As exclamações vieram em uníssono, surpresa, felicidade, alegria, admiração. Quando a nave adentrou nas profundezas da nebulosa e tudo se tornou mais escuro, as luzes internas do observatório totalmente decorado pelas garotas pela manhã acenderam, revelando um enorme pinheiro improvisado (na verdade aquela planta lembrava mais um cacto sem espinhos do que qualquer outra coisa) enroscado por cordas de neon reluzentes coloridas. As mesmas cordas haviam sido usadas para escrever “Feliz Natal” na parede, ao lado de uma estrela cadente, um anjinho e algo que deveria ser uma representação do Papai Noel.

- Bela tentativa, meninas – brincou Pietro sentando-se à mesa.

- Ora, cale a boca – exclamou Augusta emburrada. Havia sido um esforço enorme deixar tudo impecável para aquela noite.

Ray Ann pegou os globos prateados que ganhara de presente de despedida do Príncipe Alado há algum tempo atrás e sacudiu-os até que produzissem seu brilho costumeiro e começassem a flutuar acima das cabeças da tripulação da Eremita. Com aquela iluminação, logo pareceu que a nebulosa havia invadido a nave, e deste modo eles transformaram a bancada de pesquisas em um antro de paz, harmonia, risos e brincadeiras. A festa não demorou muito para acabar, os preparativos foram cansativos demais.

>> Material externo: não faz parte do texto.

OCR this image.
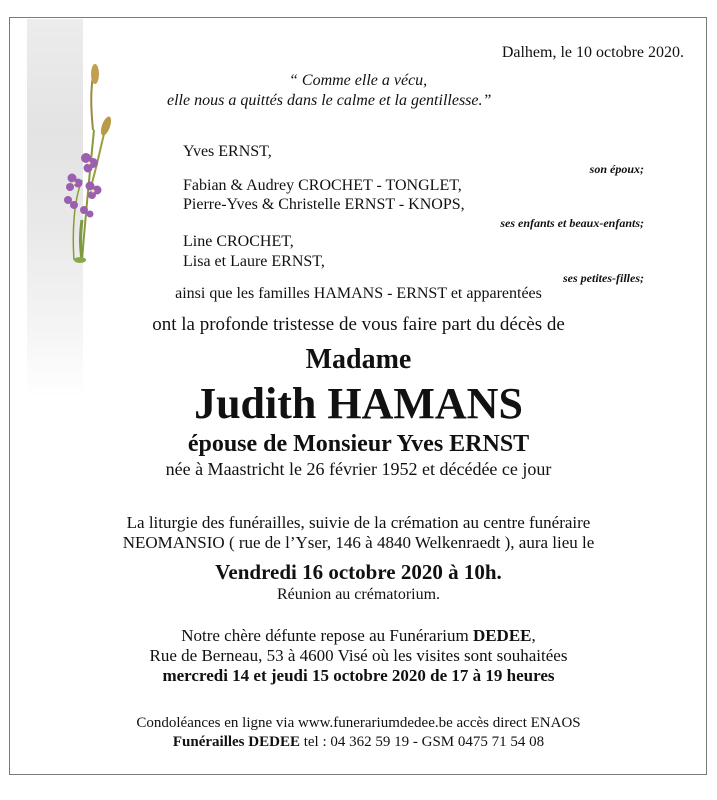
Dalhem, le 10 octobre 2020.
“ Comme elle a vécu,
elle nous a quittés dans le calme et la gentillesse.”
Yves ERNST,
son époux;
Fabian & Audrey CROCHET - TONGLET,
Pierre-Yves & Christelle ERNST - KNOPS,
ses enfants et beaux-enfants;
Line CROCHET,
Lisa et Laure ERNST,
ses petites-filles;
ainsi que les familles HAMANS - ERNST et apparentées
ont la profonde tristesse de vous faire part du décès de
Madame
Judith HAMANS
épouse de Monsieur Yves ERNST
née à Maastricht le 26 février 1952 et décédée ce jour
La liturgie des funérailles, suivie de la crémation au centre funéraire
NEOMANSIO ( rue de l’Yser, 146 à 4840 Welkenraedt ), aura lieu le
Vendredi 16 octobre 2020 à 10h.
Réunion au crématorium.
Notre chère défunte repose au Funérarium DEDEE,
Rue de Berneau, 53 à 4600 Visé où les visites sont souhaitées
mercredi 14 et jeudi 15 octobre 2020 de 17 à 19 heures
Condoléances en ligne via www.funerariumdedee.be accès direct ENAOS
Funérailles DEDEE tel : 04 362 59 19 - GSM 0475 71 54 08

Por algum motivo aquela noite foi muito mais gostosa de se dormir do que qualquer outra no espaço, apesar das turbulências ocasionadas pelas lufadas de gás no interior da nebulosa. Acordar pela manhã no dia seguinte e se deparar com o aglomerado de nebulosas e estrelas da Árvore de Natal brilhando no horizonte cada vez mais distante não teve preço. Completamente impagável. Este foi o primeiro Natal do Apocalipse Club no espaço, o primeiro de muitos que ainda viriam.

◊◊◊

Um ano depois.

- Objeto estranho se aproximando da nave! – a voz de Donnick atravessou os quatro cantos da nave sutilmente, afetando os ouvidos de cada um dos tripulantes em suas atividades diárias tentando evitar o tédio. Pietro pingava suor na quadra de basquete enquanto Ray Ann, Fábia e Augusta brincavam de cantoras na sala de karaokê. Augusta e Christopher relutaram em sair da água morna da piscina, mas no final acabaram cedendo, vestiram seus macacões feitos da fibra elástica e borrachuda produzida pela criatura rastejante do oceano de Nammamane e partiram rumo à sala de controle às pressas.

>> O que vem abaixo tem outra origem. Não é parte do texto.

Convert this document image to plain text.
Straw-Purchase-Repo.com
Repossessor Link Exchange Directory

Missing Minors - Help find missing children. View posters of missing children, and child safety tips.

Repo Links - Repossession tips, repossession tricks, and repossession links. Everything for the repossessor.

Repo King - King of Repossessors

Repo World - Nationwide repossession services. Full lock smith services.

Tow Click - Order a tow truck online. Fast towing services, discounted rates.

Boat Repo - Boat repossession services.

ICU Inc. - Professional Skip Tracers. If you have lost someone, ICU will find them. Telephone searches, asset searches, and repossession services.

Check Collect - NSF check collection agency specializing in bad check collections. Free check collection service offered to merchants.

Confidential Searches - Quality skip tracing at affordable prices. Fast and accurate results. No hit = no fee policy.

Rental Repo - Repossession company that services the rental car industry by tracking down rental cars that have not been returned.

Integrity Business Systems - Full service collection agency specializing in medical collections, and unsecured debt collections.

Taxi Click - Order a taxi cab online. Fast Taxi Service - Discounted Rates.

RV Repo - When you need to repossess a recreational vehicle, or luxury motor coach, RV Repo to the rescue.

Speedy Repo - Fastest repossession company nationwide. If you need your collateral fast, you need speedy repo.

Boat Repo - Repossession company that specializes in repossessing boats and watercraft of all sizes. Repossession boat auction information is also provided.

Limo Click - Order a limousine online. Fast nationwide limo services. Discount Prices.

A parede frontal inteira estava transparente, mostrando o universo em eterna combustão lá fora a brilhar em toda sua magnitude. Das estrelas fulgurantes, um enorme globo prateado vinha flutuando preguiçosamente, refletindo o brilho dos astros em sua superfície perfeitamente redonda e espelhada. A tripulação inteira estava reunida ao redor do pedestal onde Donnick pilotava a Eremita com cautela, diminuindo a velocidade aos poucos. A coisa vinha exatamente em sua direção sem vacilar, como se tivesse a intenção de se aproximar, quase como se possuísse vida própria.

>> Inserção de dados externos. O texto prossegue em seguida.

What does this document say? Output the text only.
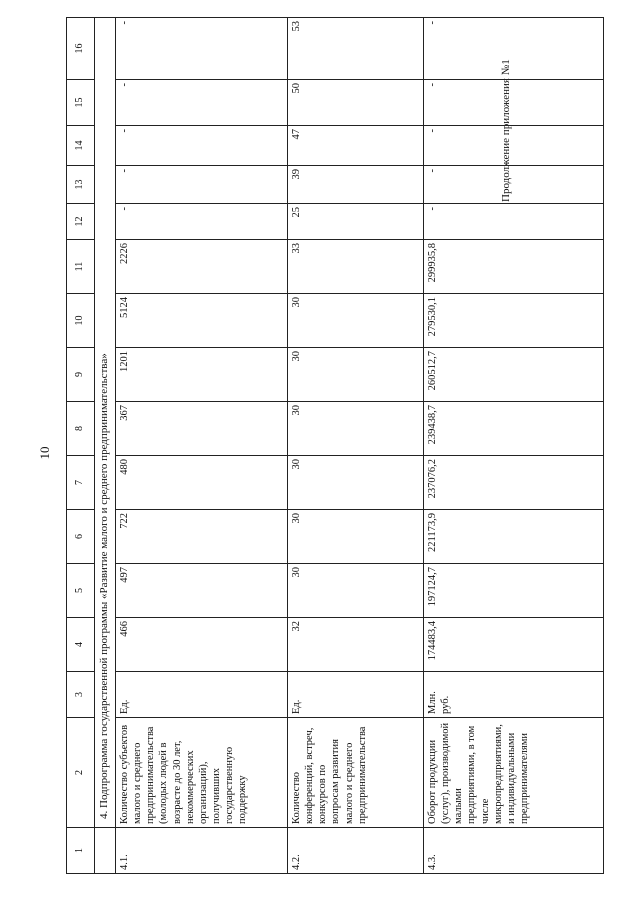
10
Продолжение приложения №1
1	2	3	4	5	6	7	8	9	10	11	12	13	14	15	16
	4. Подпрограмма государственной программы «Развитие малого и среднего предпринимательства»														
4.1.	Количество субъектов малого и среднего предпринимательства (молодых людей в возрасте до 30 лет, некоммерческих организаций), получивших государственную поддержку	Ед.	466	497	722	480	367	1201	5124	2226	-	-	-	-	-
4.2.	Количество конференций, встреч, конкурсов по вопросам развития малого и среднего предпринимательства	Ед.	32	30	30	30	30	30	30	33	25	39	47	50	53
4.3.	Оборот продукции (услуг), производимой малыми предприятиями, в том числе микропредприятиями, и индивидуальными предпринимателями	Млн. руб.	174483,4	197124,7	221173,9	237076,2	239438,7	260512,7	279530,1	299935,8	-	-	-	-	-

- Estranho... – Augusta semicerrou os olhos – eu tenho a impressão de já ter visto isso antes...

- Vejam! – Ray Ann ergueu os braços mostrando a tela do seu pequeno radar ao restante do grupo – estão vindo outros objetos como este de todas as direções! – o radar mostrava pontinhos vermelhos se aproximando em alta velocidade do triângulo azul neon que representava a Eremita.

- Será que invadimos algum tipo de campo minado? – Pietro aproximou-se da parede transparente para observar melhor a aproximação da coisa.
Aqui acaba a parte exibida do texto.